[Felieton "TS"] Paweł Janowski: Sztachety! Dołączmy do Palety!
![[Felieton "TS"] Paweł Janowski: Sztachety! Dołączmy do Palety!](https://www.tysol.pl/imgcache/750x530/c//zdj/zdjecie/36041.jpg)
Specjalistą od produkcji demokratycznych palet, także na rynek polski, jest George Soros. Znany miłośnik zakrzywienia wyobraźni i bałaganu kontrolowanego. Jego palety są dostosowane do przenoszenia towarzyszy o niestandardowych rozmiarach, postępowych poglądach i progresywnych uzasadnieniach. W Polsce ostatnimi laty dostarczaniem demo-palet zajmuje się firma ulokowana w centrum Berlina. Nie zdradzę adresu, ale jeżeli ktoś jest zainteresowany, to proszę dzwonić na Berdyczów. Tam wiedzą i powiedzą.
Trzeba nadmienić, że niekiedy z racji chybotliwości towaru o pochodzeniu wojowniczo-lewackim montuje się na palecie tzw. nadstawki paletowe, czyli drewniane, szczelne obudowy, osłaniające z boków i z góry towar. To jest dodatkowe zabezpieczenie przed niepotrzebnymi wątpliwościami, złośliwymi pytaniami dziennikarzy, odchodami ptaków i docinkami przechodniów. W takich warunkach można wozić towar i poglądy po całej Polsce bez narażania ich na skutki związane z powrotem zdrowego rozsądku i agresywną matematyką, która upiera się, że 2 plus 2 to 4. Następnie dyżurnych marszowników wypakowuje w dogodnym miejscu, gdzie nieoczekiwanie czekają kamery TVN i niezależni od Niemiec dziennikarze.
Istnieją także palety izotermiczne, zapewniające utrzymanie określonej temperatury duchowej. Wówczas, gdy dochodzi do rozpakowania towarzysza demokraty, dajmy na to w pobliżu urzędu miasta lub kościoła parafialnego, następuje efektowna eksplozja tolerancji, kolorowatości i wszelkich innych przyjemności. W takiej chwili idealna temperatura unosi się smacznie wśród haseł tęczyzmu wojującego. A jako że Paleta Obywatelska jest nowoczesna, idzie razem wiosną, latem, zimą i jesienią z towarzyszami demokratami spod każdego drzewa i latarni, to Grzegorz, Ola i Joanny przewidzieli osobne, dostosowane palety dla marszowników o strukturze płynnej.
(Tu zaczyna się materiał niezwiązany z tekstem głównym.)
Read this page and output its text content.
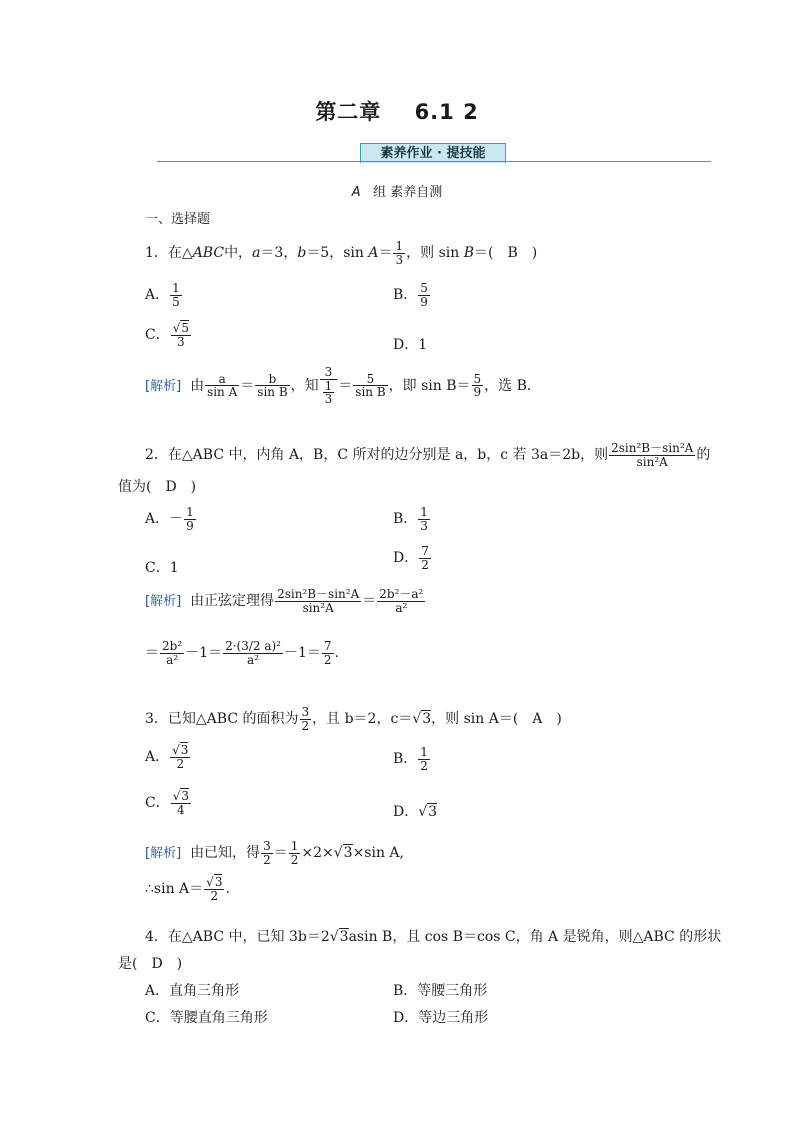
第二章 6.1 2
素养作业 · 提技能
A 组 素养自测
一、选择题
1．在△ABC中，a＝3，b＝5，$\sin A= \frac{1}{3}$ ，则 sin B＝(　B　)
A． $\frac{1}{5}$	B． $\frac{5}{9}$
C． $\frac{√5}{3}$	D．1
[解析] 由 $\frac{a}{\text{sin A}} = \frac{b}{\text{sin B}}$ ，知 $\frac{3}{\frac{1}{3}} = \frac{5}{\text{sin B}}$ ，即 $\sin B= \frac{5}{9}$ ，选 B．
2．在△ABC 中，内角 A，B，C 所对的边分别是 a，b，c 若 3a＝2b，则 $\frac{\text{2sin²B－sin²A}}{\text{sin²A}}$ 的
值为(　D　)
A．－ $\frac{1}{9}$	B． $\frac{1}{3}$
C．1
D． $\frac{7}{2}$
[解析] 由正弦定理得 $\frac{\text{2sin²B－sin²A}}{\text{sin²A}} = \frac{\text{2b²－a²}}{\text{a²}}$
＝ $\frac{\text{2b²}}{\text{a²}} -1= \frac{\text{2·(3/2 a)²}}{\text{a²}} -1= \frac{7}{2}$ .
3．已知△ABC 的面积为 $\frac{3}{2}$ ，且 b＝2，c＝√3，则 sin A＝(　A　)
A． $\frac{√3}{2}$	B． $\frac{1}{2}$
C． $\frac{√3}{4}$	D．√3
[解析] 由已知，得 $\frac{3}{2} = \frac{1}{2} \times 2\times√3\times\sin$ A,
∴sin $A= \frac{√3}{2}$ .
4．在△ABC 中，已知 3b＝2√3asin B，且 cos B＝cos C，角 A 是锐角，则△ABC 的形状
是(　D　)
A．直角三角形	B．等腰三角形
C．等腰直角三角形	D．等边三角形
To są paletozbiorniki – palety zintegrowane ze zbiornikiem, przeznaczone do przewozu płynów, towarzyszy płciowo labilnych, a także materiałów sypkich.
Pamiętajmy, Paleta jest dla wszystkich, którzy lubią być wożeni, przenoszeni, pokazywani i dojeni. Dla tych, którzy nigdy nie spotkali się z czynnością dojenia, przypomnę, że polega ona na uzyskiwaniu wymarzonego produktu, korzyści lub innych słodkości z wymion społecznie naiwnych środowisk i samic ssaków (m.in. krów, kóz, owiec, kobył i wielbłądzic). Proces dojenia wykonywany może być ręcznie, mechanicznie lub na skalę przemysłową przez międzynarodowe korporacje zarejestrowane w rajach podatkowych za pomocą dojarki elektrycznej, udających idiotów ministrów finansów lub skorumpowanych urzędników różnych szczebli, których łączy jedno – skleroza.
Na koniec mam prośbę: towarzysze, tęczownicy, harcownicy – zapraszam wszystkich jeszcze niespakowanych, nieforemnych, marzących o regularnych przelewach – razem do Palety. Demokraci wszystkich kolorów, łączcie się w palety, bo pojedynczo to cienkie z was sztachety.